It now mentions alphabet and words only for finite ground sets, but still mentions strings and string concatenation in the leading paragraph. Is this as it should be? Rp (talk) 18:05, 14 August 2009 (UTC)[reply]

Comparison with lists[edit]

This is misleading: lists have a head and tail operation, not usually a concatenation operation. A better comparison is with strings. Rp (talk) 18:05, 14 August 2009 (UTC)[reply]

You can't define concatenation on lists? And what is a list abstractly if not a string of elements of some other data type? The alphabet need not be characters. The article on list was wrong. I've fixed it. Pcap ping 18:49, 14 August 2009 (UTC)[reply]
P.S. The error in the list article was [introduced two weeks ago]. Pcap ping 18:57, 14 August 2009 (UTC)[reply]

Misleading[edit]

There's another problem in that section though. The foldl functional can take more than a binary operation as argument, i.e. its type is foldl :: (a -> b -> a) -> a -> [b] -> a. So the function passed to foldl is a semigroup action, not necessarily the semigroup operation itself.
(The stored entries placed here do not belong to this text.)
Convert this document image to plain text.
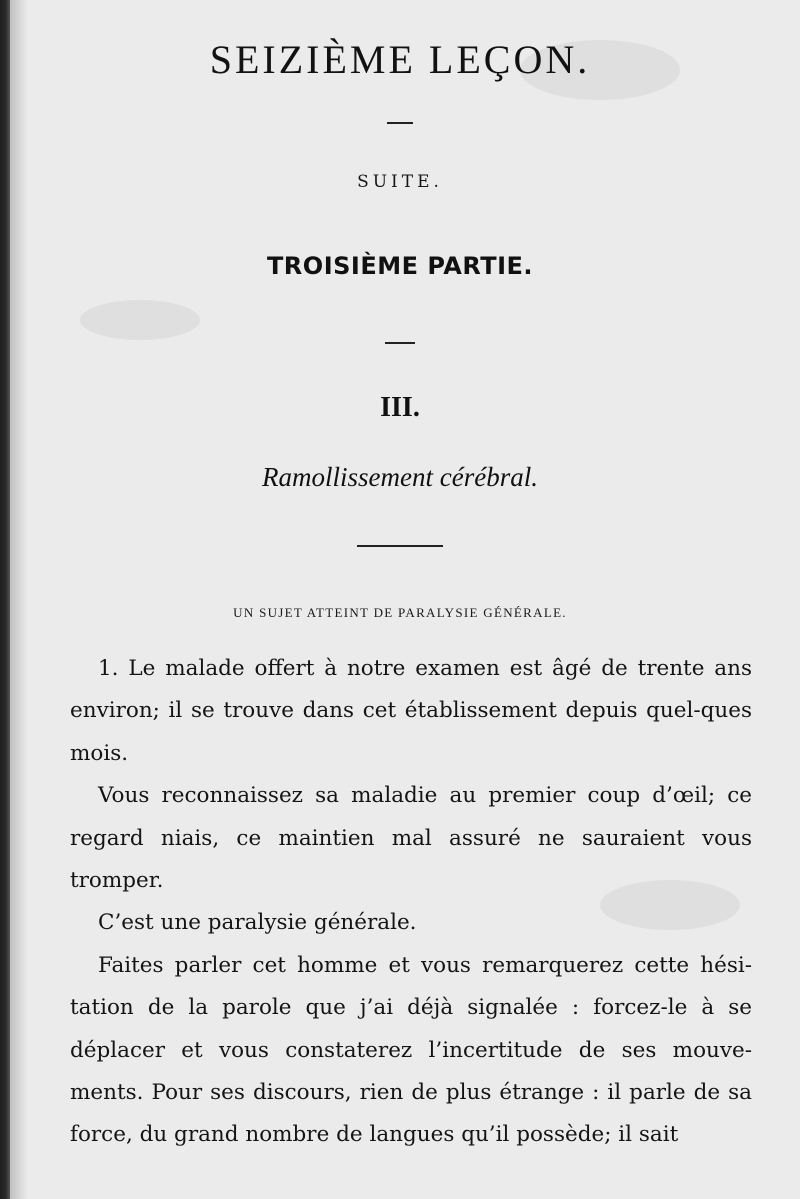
SEIZIÈME LEÇON.
SUITE.
TROISIÈME PARTIE.
III.
Ramollissement cérébral.
UN SUJET ATTEINT DE PARALYSIE GÉNÉRALE.

1. Le malade offert à notre examen est âgé de trente ans environ; il se trouve dans cet établissement depuis quel-ques mois.

Vous reconnaissez sa maladie au premier coup d’œil; ce regard niais, ce maintien mal assuré ne sauraient vous tromper.

C’est une paralysie générale.

Faites parler cet homme et vous remarquerez cette hési-tation de la parole que j’ai déjà signalée : forcez-le à se déplacer et vous constaterez l’incertitude de ses mouve-ments. Pour ses discours, rien de plus étrange : il parle de sa force, du grand nombre de langues qu’il possède; il sait
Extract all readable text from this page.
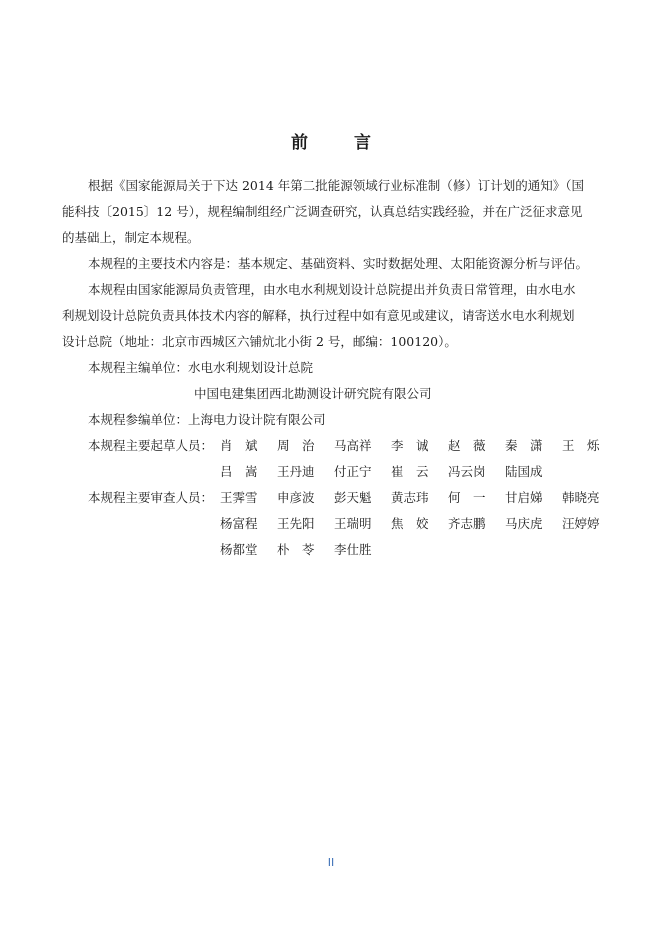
前	言
根据《国家能源局关于下达 2014 年第二批能源领域行业标准制（修）订计划的通知》（国
能科技〔2015〕12 号），规程编制组经广泛调查研究，认真总结实践经验，并在广泛征求意见
的基础上，制定本规程。
本规程的主要技术内容是：基本规定、基础资料、实时数据处理、太阳能资源分析与评估。
本规程由国家能源局负责管理，由水电水利规划设计总院提出并负责日常管理，由水电水
利规划设计总院负责具体技术内容的解释，执行过程中如有意见或建议，请寄送水电水利规划
设计总院（地址：北京市西城区六铺炕北小街 2 号，邮编：100120）。
本规程主编单位：水电水利规划设计总院
中国电建集团西北勘测设计研究院有限公司
本规程参编单位：上海电力设计院有限公司
本规程主要起草人员： 肖　斌 周　治 马高祥 李　诚 赵　薇 秦　潇 王　烁
吕　嵩 王丹迪 付正宁 崔　云 冯云岗 陆国成
本规程主要审查人员： 王霁雪 申彦波 彭天魁 黄志玮 何　一 甘启娣 韩晓亮
杨富程 王先阳 王瑞明 焦　姣 齐志鹏 马庆虎 汪婷婷
杨都堂 朴　苓 李仕胜
II
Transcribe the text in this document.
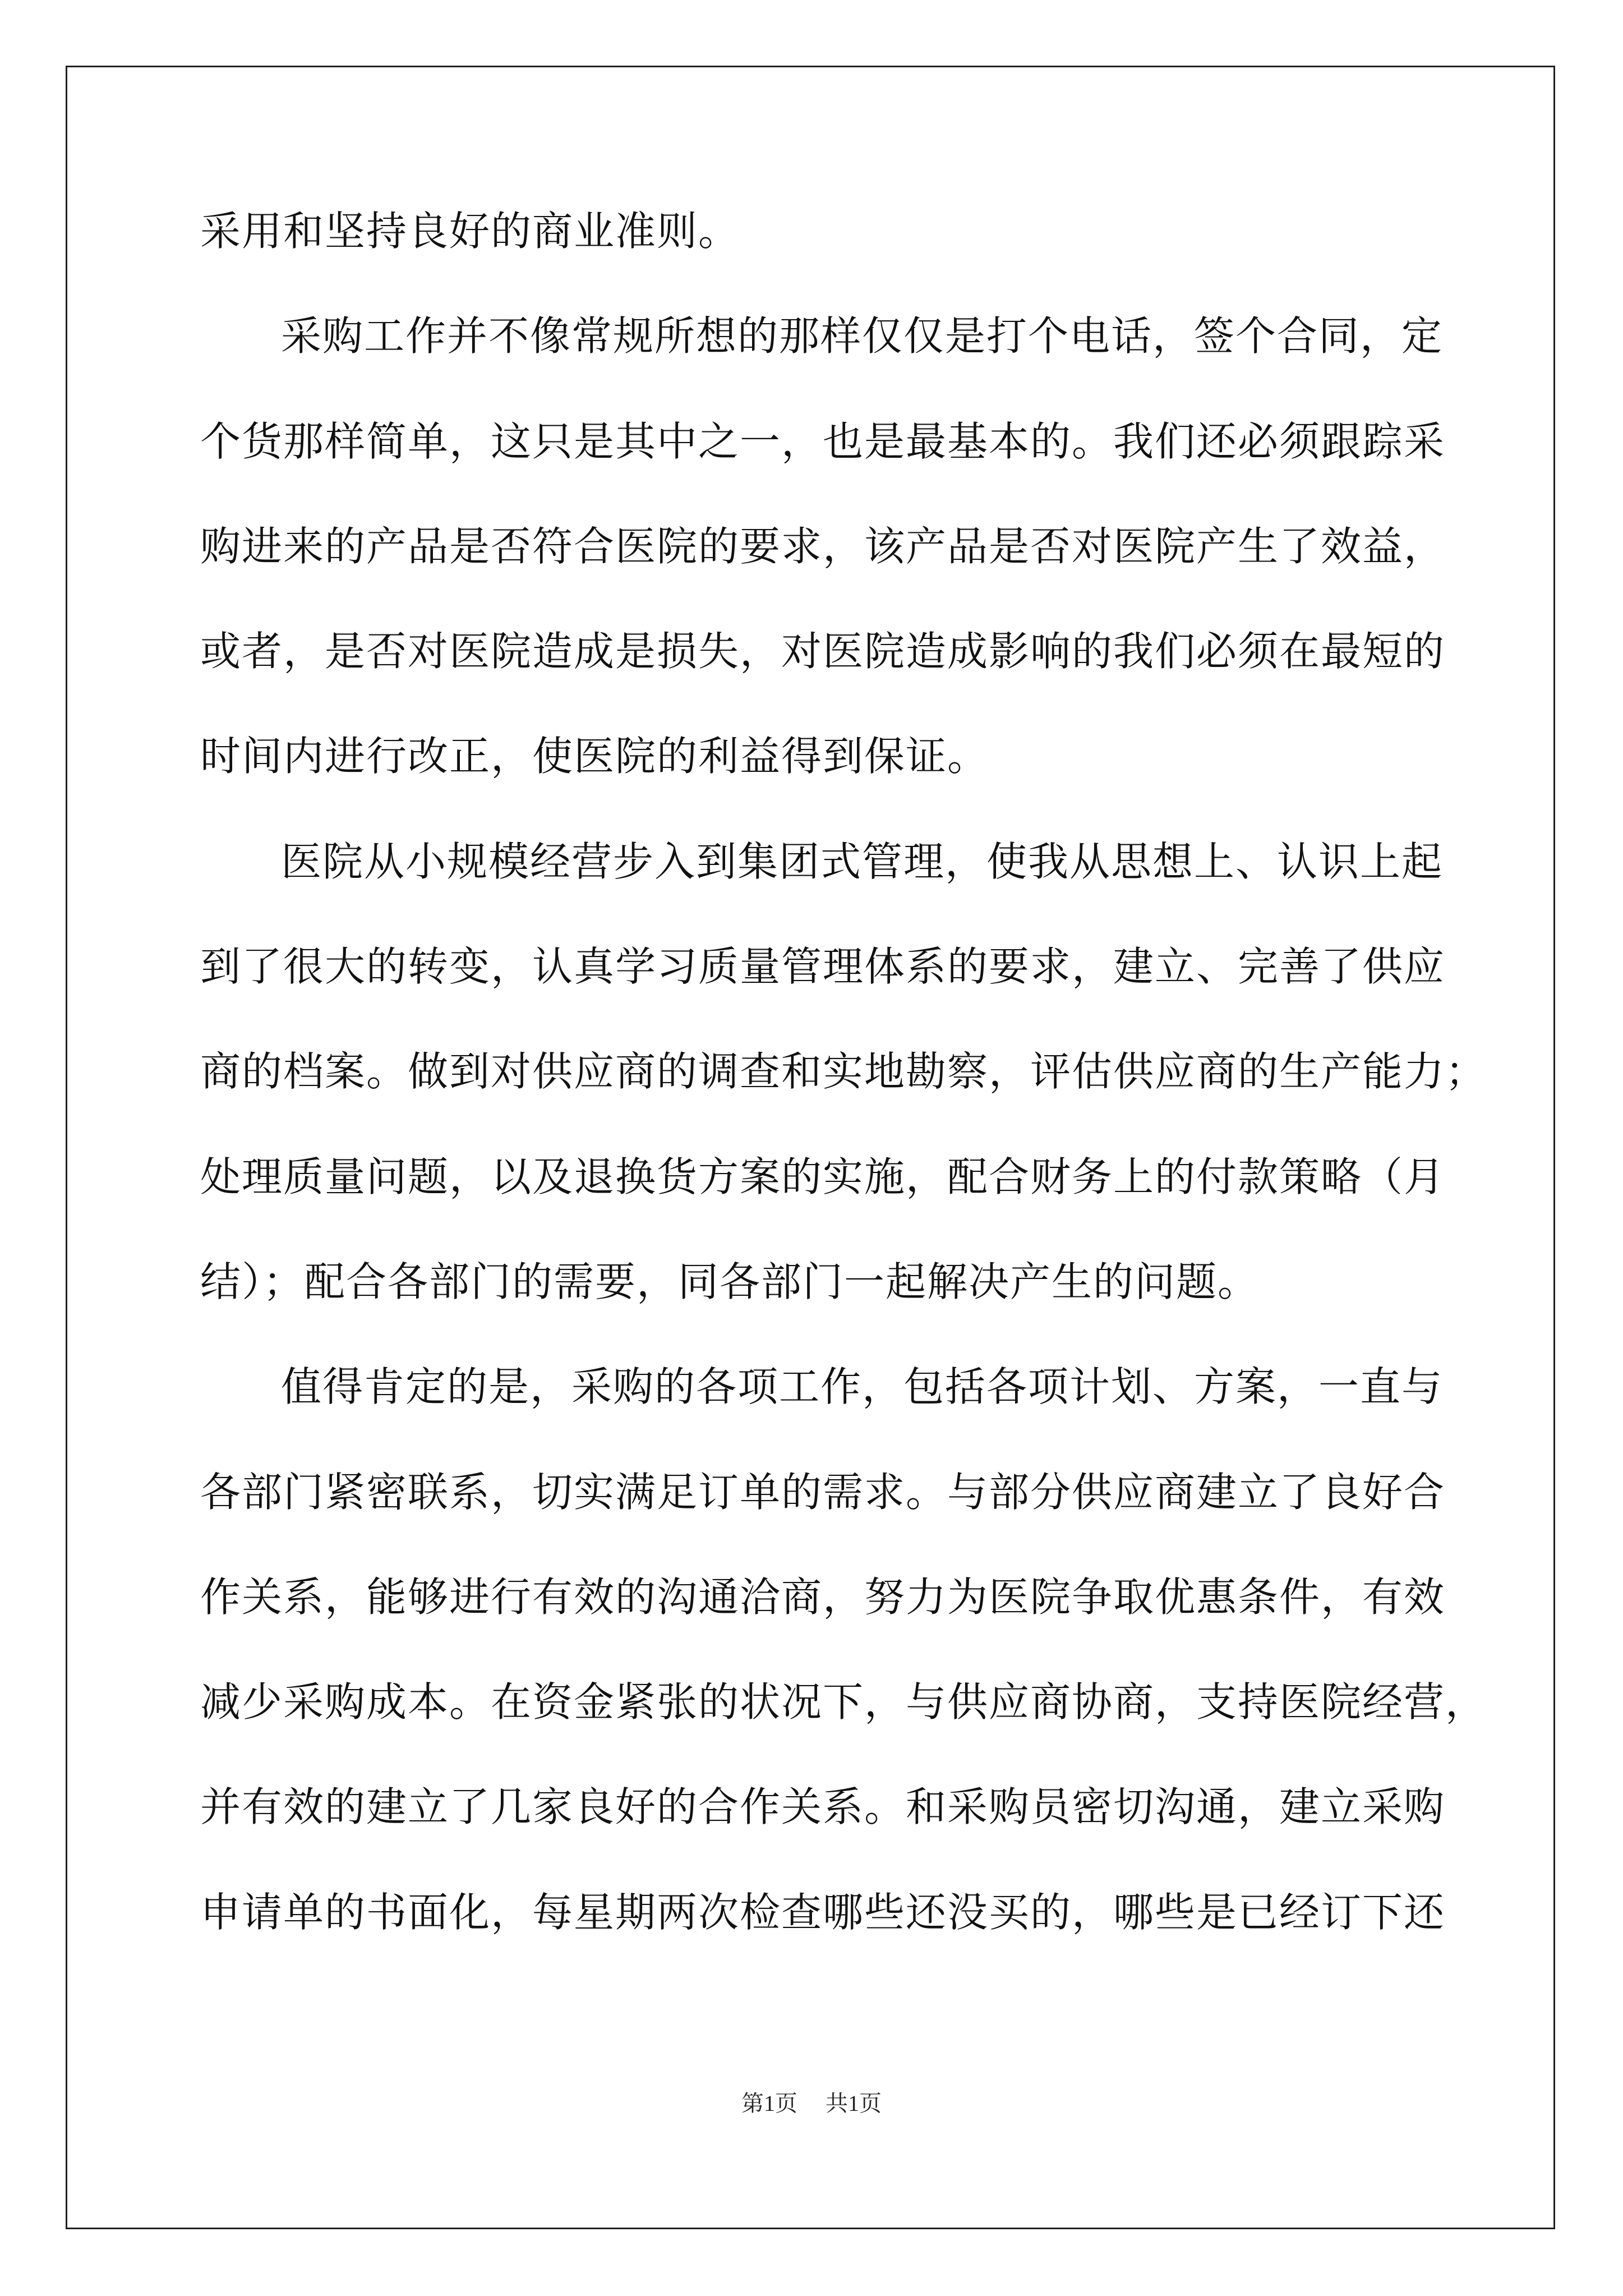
采用和坚持良好的商业准则。

采购工作并不像常规所想的那样仅仅是打个电话，签个合同，定

个货那样简单，这只是其中之一，也是最基本的。我们还必须跟踪采

购进来的产品是否符合医院的要求，该产品是否对医院产生了效益，

或者，是否对医院造成是损失，对医院造成影响的我们必须在最短的

时间内进行改正，使医院的利益得到保证。

医院从小规模经营步入到集团式管理，使我从思想上、认识上起

到了很大的转变，认真学习质量管理体系的要求，建立、完善了供应

商的档案。做到对供应商的调查和实地勘察，评估供应商的生产能力；

处理质量问题，以及退换货方案的实施，配合财务上的付款策略（月

结）；配合各部门的需要，同各部门一起解决产生的问题。

值得肯定的是，采购的各项工作，包括各项计划、方案，一直与

各部门紧密联系，切实满足订单的需求。与部分供应商建立了良好合

作关系，能够进行有效的沟通洽商，努力为医院争取优惠条件，有效

减少采购成本。在资金紧张的状况下，与供应商协商，支持医院经营，

并有效的建立了几家良好的合作关系。和采购员密切沟通，建立采购

申请单的书面化，每星期两次检查哪些还没买的，哪些是已经订下还

第1页 共1页
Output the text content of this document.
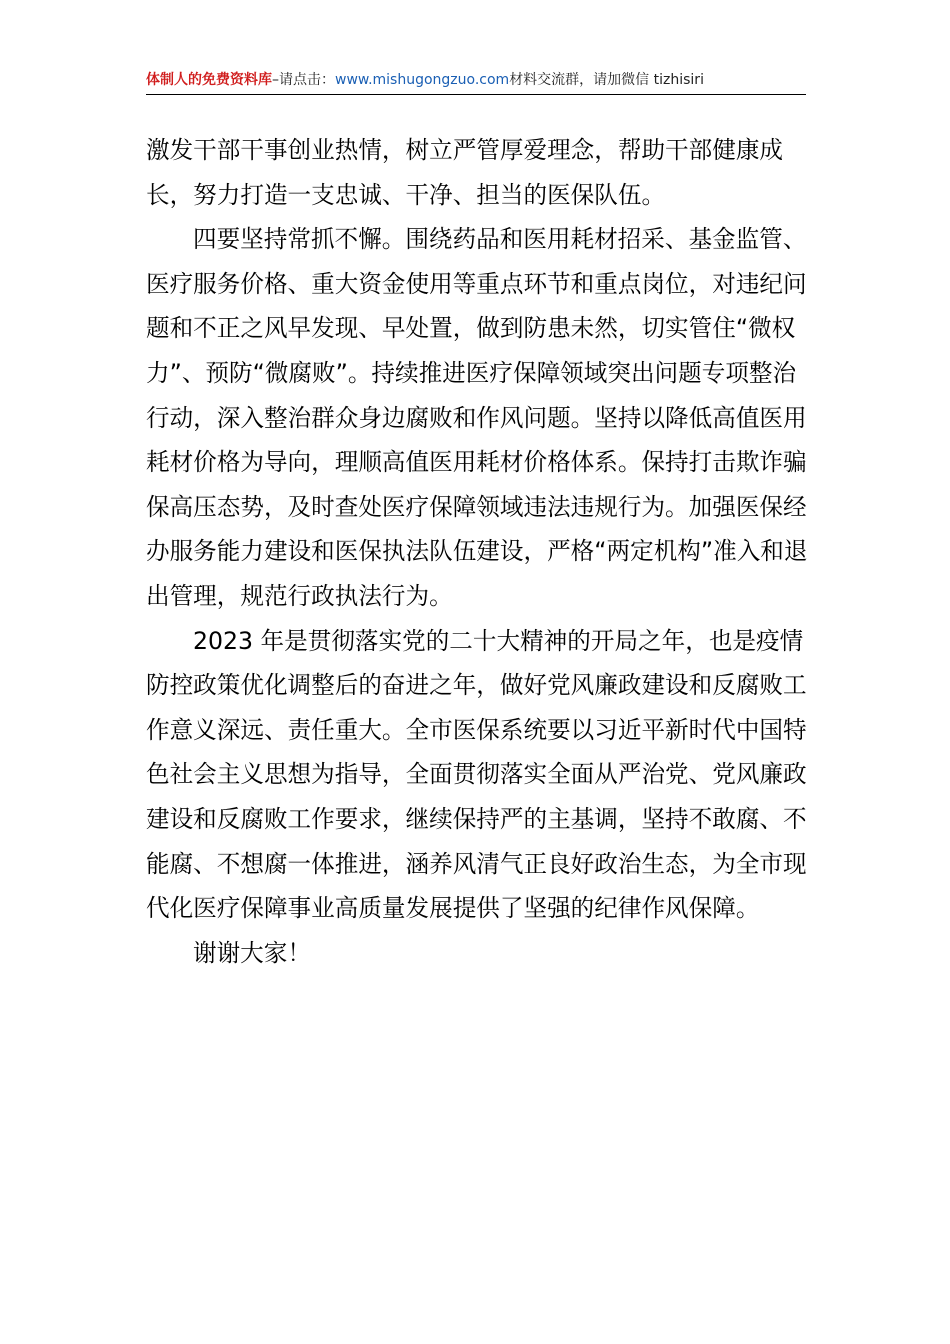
体制人的免费资料库–请点击：www.mishugongzuo.com材料交流群，请加微信 tizhisiri

激发干部干事创业热情，树立严管厚爱理念，帮助干部健康成长，努力打造一支忠诚、干净、担当的医保队伍。

四要坚持常抓不懈。围绕药品和医用耗材招采、基金监管、医疗服务价格、重大资金使用等重点环节和重点岗位，对违纪问题和不正之风早发现、早处置，做到防患未然，切实管住“微权力”、预防“微腐败”。持续推进医疗保障领域突出问题专项整治行动，深入整治群众身边腐败和作风问题。坚持以降低高值医用耗材价格为导向，理顺高值医用耗材价格体系。保持打击欺诈骗保高压态势，及时查处医疗保障领域违法违规行为。加强医保经办服务能力建设和医保执法队伍建设，严格“两定机构”准入和退出管理，规范行政执法行为。

2023 年是贯彻落实党的二十大精神的开局之年，也是疫情防控政策优化调整后的奋进之年，做好党风廉政建设和反腐败工作意义深远、责任重大。全市医保系统要以习近平新时代中国特色社会主义思想为指导，全面贯彻落实全面从严治党、党风廉政建设和反腐败工作要求，继续保持严的主基调，坚持不敢腐、不能腐、不想腐一体推进，涵养风清气正良好政治生态，为全市现代化医疗保障事业高质量发展提供了坚强的纪律作风保障。

谢谢大家！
Pcap ping 19:21, 14 August 2009 (UTC)[reply]

This article correctly describes the case of foldl1 (same link above), which is a particular case of foldl with type (a -> a -> a) -> [a] -> a. Pcap ping 19:26, 14 August 2009 (UTC)[reply]

A further problem is that foldl/foldr and foldl1/foldr1 do not really require an associative operation; otherwise you don't really need the left and right variants, in particular foldl1/foldr1, which have the same signature, but implement different algorithms. So saying that folding requires a homomorphism is quite misleading. Pcap ping 19:32, 14 August 2009 (UTC)[reply]

The article never said that folding requires a homomorphism. I've restored the deleted section. The interpretation of lists as free monoids is important in computer science in that the algebraic structure gives a set of list operations which are, in a sense, "natural." Folding an associative operator has several advantages over foldl/foldr: an associative fold can be parallelised. -- Radagast3 (talk) 14:19, 8 April 2010 (UTC)[reply]

Is this not a contradiction[edit]

If the first line is correct in it being all the finite sequences then the free monoid must be finite. How then can the natural numbers under addition be a free monoid as the set of natural numbers is not finite. — Preceding unsigned comment added by 80.229.45.38 (talk) 10:18, 28 October 2020 (UTC)[reply]

Each individual natural number is finite. It is not true that a collection of finite things must itself be finite. —David Eppstein (talk) 16:58, 28 October 2020 (UTC)[reply]

Characterization of free submonoids[edit]

Planetmath has some material, on the characterization of free submonoids, that we could copy over. Link: https://planetmath.org/characterizationoffreesubmonoids Thatsme314 (talk) 08:43, 12 July 2022 (UTC)[reply]